Doğal bir mineral olan tuz, vücudumuzdaki kan miktarı ve tansiyon seviyesi için önemlidir. Vücudun elektrolit dengesini sağlayan tuz, alınması gereken miktarlarda tüketildiği takdirde, vücudun asit – baz dengesini koruyarak kas kramplarının önüne geçer. Bazı kişilerde vücutta aşırı su birikmesi ya da aşırı tuz kaybı sonrası oluşan tuz eksikliği, ölümcül sonuçlar doğurabilecek sağlık sorunlarına neden olur. Vücuttaki tuz oranı düştükçe, sinir sistemi düzgün şekilde çalışamaz. Düzgün çalışamayan sinir sistemi de kasların hareket etmesini sağlayan emirleri iletemez. Süreç ilerledikçe diğer sistemler de zincirleme bir şekilde etkilenir ve hayati risk söz konusu olabilir. Sağlığını korumak isteyen kişiler mutlaka günlük tuz kullanım oranlarına dikkat etmesi gerekir. Vücutta oluşan tuz eksikliğine karşı kaybedilen tuz geri kazandırılmalı. İlk etapta tuzun kaybedilmesi vücutta farkedilmese de ileri zaman da sorunlar hızlıca art arda görülür. Bu nedenle kişiler beslenmelerine dikkat etmeli ve ideal oranlarda tuz kullanmalı.
Dünya Sağlık Örgütü (DSÖ)’nün “Yetişkin ve Çocuklarda Tuz Alımı”na yönelik yayınladığı Rapor’a (2012) göre; günlük alınması önerilen tuz miktarı 5 gramın altında olmalı.

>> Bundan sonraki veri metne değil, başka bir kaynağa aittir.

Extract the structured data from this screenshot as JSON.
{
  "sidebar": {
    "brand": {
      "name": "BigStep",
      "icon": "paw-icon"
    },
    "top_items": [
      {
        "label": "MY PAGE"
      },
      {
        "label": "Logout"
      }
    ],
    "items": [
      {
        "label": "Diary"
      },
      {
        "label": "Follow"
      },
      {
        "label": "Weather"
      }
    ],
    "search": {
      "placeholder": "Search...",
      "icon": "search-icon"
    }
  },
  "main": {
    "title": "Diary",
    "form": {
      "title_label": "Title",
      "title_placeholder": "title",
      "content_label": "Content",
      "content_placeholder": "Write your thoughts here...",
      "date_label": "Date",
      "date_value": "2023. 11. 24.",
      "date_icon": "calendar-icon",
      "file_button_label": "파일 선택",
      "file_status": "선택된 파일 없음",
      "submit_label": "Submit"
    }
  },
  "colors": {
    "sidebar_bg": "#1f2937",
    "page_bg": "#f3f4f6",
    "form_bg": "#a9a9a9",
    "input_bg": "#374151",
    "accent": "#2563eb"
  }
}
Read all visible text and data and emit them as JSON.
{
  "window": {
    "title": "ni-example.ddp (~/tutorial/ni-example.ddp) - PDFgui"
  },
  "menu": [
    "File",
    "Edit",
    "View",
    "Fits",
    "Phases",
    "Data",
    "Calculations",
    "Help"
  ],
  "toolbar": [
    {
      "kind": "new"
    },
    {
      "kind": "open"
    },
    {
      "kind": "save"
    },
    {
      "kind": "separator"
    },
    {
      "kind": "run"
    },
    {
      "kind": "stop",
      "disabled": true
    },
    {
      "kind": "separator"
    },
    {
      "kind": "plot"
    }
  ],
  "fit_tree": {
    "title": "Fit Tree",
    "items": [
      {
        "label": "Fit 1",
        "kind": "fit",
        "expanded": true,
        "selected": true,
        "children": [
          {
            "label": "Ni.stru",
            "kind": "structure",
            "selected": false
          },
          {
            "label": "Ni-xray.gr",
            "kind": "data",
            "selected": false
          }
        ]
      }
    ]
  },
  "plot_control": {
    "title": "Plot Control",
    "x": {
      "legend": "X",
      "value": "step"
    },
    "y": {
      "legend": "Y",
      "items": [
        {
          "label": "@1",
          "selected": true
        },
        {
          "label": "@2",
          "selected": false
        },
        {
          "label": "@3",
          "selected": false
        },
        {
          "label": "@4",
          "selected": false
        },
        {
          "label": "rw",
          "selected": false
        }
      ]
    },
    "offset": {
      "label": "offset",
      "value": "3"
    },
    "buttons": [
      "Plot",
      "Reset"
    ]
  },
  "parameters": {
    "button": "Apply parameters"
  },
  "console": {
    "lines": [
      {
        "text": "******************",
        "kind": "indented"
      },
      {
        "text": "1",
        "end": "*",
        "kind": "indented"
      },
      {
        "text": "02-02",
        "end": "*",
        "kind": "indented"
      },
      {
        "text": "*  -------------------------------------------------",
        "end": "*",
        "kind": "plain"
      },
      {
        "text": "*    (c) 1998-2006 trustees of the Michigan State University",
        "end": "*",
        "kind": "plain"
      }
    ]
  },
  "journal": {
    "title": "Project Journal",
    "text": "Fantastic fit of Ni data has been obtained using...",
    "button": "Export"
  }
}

Tuzun fazla tüketimi vücutta birtakım sorunlara yol açar. Bu nedenle tuz tüketiminde aşırıya kaçılmamalı. İşte fazla tuz tüketiminin sebep olduğu hastalıklar:
* Hipertansiyon
* Kalp hastalıkları ve felç
* Vücudun su tutması
* Dehidrasyon (sıvı kaybı)
* Osteoporoz (kemik erimesi)
* Böbrek bozuklukları
* Sindirim hastalıkları
* Elektrolit ve hormon dengesizlikleri.[1]
Aşırı terleme gibi bir nedenle tuz kaybı yoksa, günlük aldığımız besinlerde bulunan tuz genellikle yeterlidir. Bunlara ek olarak tuzlu su içmek yukarıda sayılan rahatsızlıklara neden olabilir.